The role involved a mix of database management and data analysis to track and chart key performance indicators, in order to keep equipment and operations running efficiently. Tom quickly took to the analytical, hands-on training.

“It sounds super techy, but it turns out I’m a very math-oriented person and I have a super analytical mind,” Tom says. “I didn’t know that until I got that job.”

Looking back, he’s glad he explored his options and ultimately found his own path into the military. He spent nearly 10 years in the Air Force before preparing to face yet another fresh start: the return to civilian life.

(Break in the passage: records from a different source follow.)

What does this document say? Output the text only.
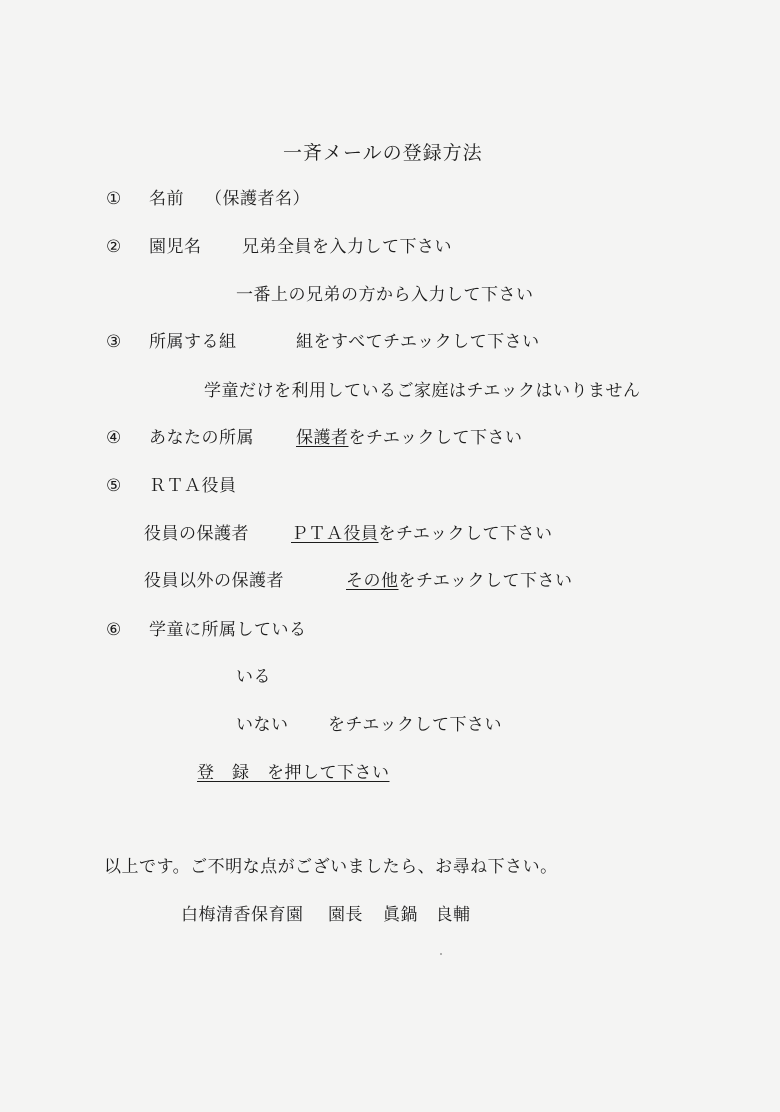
一斉メールの登録方法
① 名前 （保護者名）
② 園児名 兄弟全員を入力して下さい
一番上の兄弟の方から入力して下さい
③ 所属する組	組をすべてチエックして下さい
学童だけを利用しているご家庭はチエックはいりません
④ あなたの所属 保護者をチエックして下さい
⑤ ＲＴＡ役員
役員の保護者 ＰＴＡ役員をチエックして下さい
役員以外の保護者	その他をチエックして下さい
⑥ 学童に所属している
いる
いない をチエックして下さい
登　録　 を押して下さい
以上です。ご不明な点がございましたら、お尋ね下さい。
白梅清香保育園 園長 眞鍋　良輔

He’d already met and married his wife—a military nurse from Nebraska who had just finished school when he transferred to Omaha—with whom he had transferred bases several times and started a family. So when he learned about Microsoft Software & Systems Academy (MSSA) while stationed at what would be their last base, Joint Base Lewis-McChord (JBLM) in Washington state, it seemed like a great opportunity to take advantage of the skills he’d acquired over the last decade and set himself up for even more marketable success.

Since its launch in 2013, MSSA has given service members and veterans of all backgrounds the skills and tools for successful transitions to careers in technology. Participants can receive tailored training in database and business intelligence administration, cloud application development, cybersecurity administration, and more. Currently offered at 14 locations across the U.S., the program is able to graduate about 1,000 participants per year, with plans for continued expansion.

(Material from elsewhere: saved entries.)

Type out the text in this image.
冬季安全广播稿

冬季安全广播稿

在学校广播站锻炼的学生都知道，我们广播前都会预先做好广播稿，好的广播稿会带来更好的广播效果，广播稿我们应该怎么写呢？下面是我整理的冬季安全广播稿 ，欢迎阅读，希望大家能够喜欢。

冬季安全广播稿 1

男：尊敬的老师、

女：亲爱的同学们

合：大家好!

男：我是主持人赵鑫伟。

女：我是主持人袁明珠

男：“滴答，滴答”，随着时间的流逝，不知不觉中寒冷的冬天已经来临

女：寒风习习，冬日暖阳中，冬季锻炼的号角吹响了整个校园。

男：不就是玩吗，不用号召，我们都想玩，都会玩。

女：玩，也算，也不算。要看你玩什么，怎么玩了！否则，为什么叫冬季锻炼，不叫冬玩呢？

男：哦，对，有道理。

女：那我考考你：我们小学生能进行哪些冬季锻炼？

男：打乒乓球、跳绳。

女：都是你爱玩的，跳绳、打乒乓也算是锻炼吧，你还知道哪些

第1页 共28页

Tom was accepted into the January 2017 MSSA cohort at JBLM. One of just three participants who were still in active duty, he was struck by the diverse backgrounds of his peers.

“I just happened to be a database person who was in the database cohort, but many of my classmates were in roles that weren’t related to technology in general,” he says. For a program that trains service members for careers in technology, that came as a pleasant surprise.

But, although the classes were rigorous, Tom says learning the foundation was the whole point.

“There are so many functions that exist within these major global companies,” Tom says.

“It’s not all about certifications. It’s more about learning the foundation that you can then apply, about continuing to teach yourself the next thing.”

The promise of landing an interview with Microsoft was another major appeal of MSSA, he says. And many graduates go on to find opportunities at Microsoft or one of the program’s 280 hiring partners, earning average starting salaries of $70,000 or more.

But, in another twist of fate, a partner from Oracle came to speak to the class about job opportunities in Colorado. Everyone in the room turned to look at Tom. Originally from Colorado, they knew he had an agreement with his wife to move back there once he left the Air Force.

Tom Furnier with his wife and son.
Tom and his wife met while both were serving in the military.

He interviewed for the job—a Support Renewal Representative—and got it. The job was a great fit for his skills, background, and goals.

“Oracle recognizes the unique and highly valued skillsets that veterans bring to the workforce. The MSSA program offers veterans specialized training that adds even more value to their competitiveness across multiple lines of businesses at Oracle,” said Albert Armijo, USN (ret), and Veteran Recruiting Program Manager, Oracle Talent Advisory.

Now, as Tom approaches his 1-year anniversary at Oracle, he is as grateful as ever for all his experiences—including the fresh starts—and particularly for what he calls a “flawless transition.”

“It was all very positive,” he says. “And it just goes to show you get out of it what you put in. Now I get to work with people around the world every day—in a single day, I can speak to people in five different countries. MSSA gave me that opportunity, and it’s hands down what I’m most grateful for.”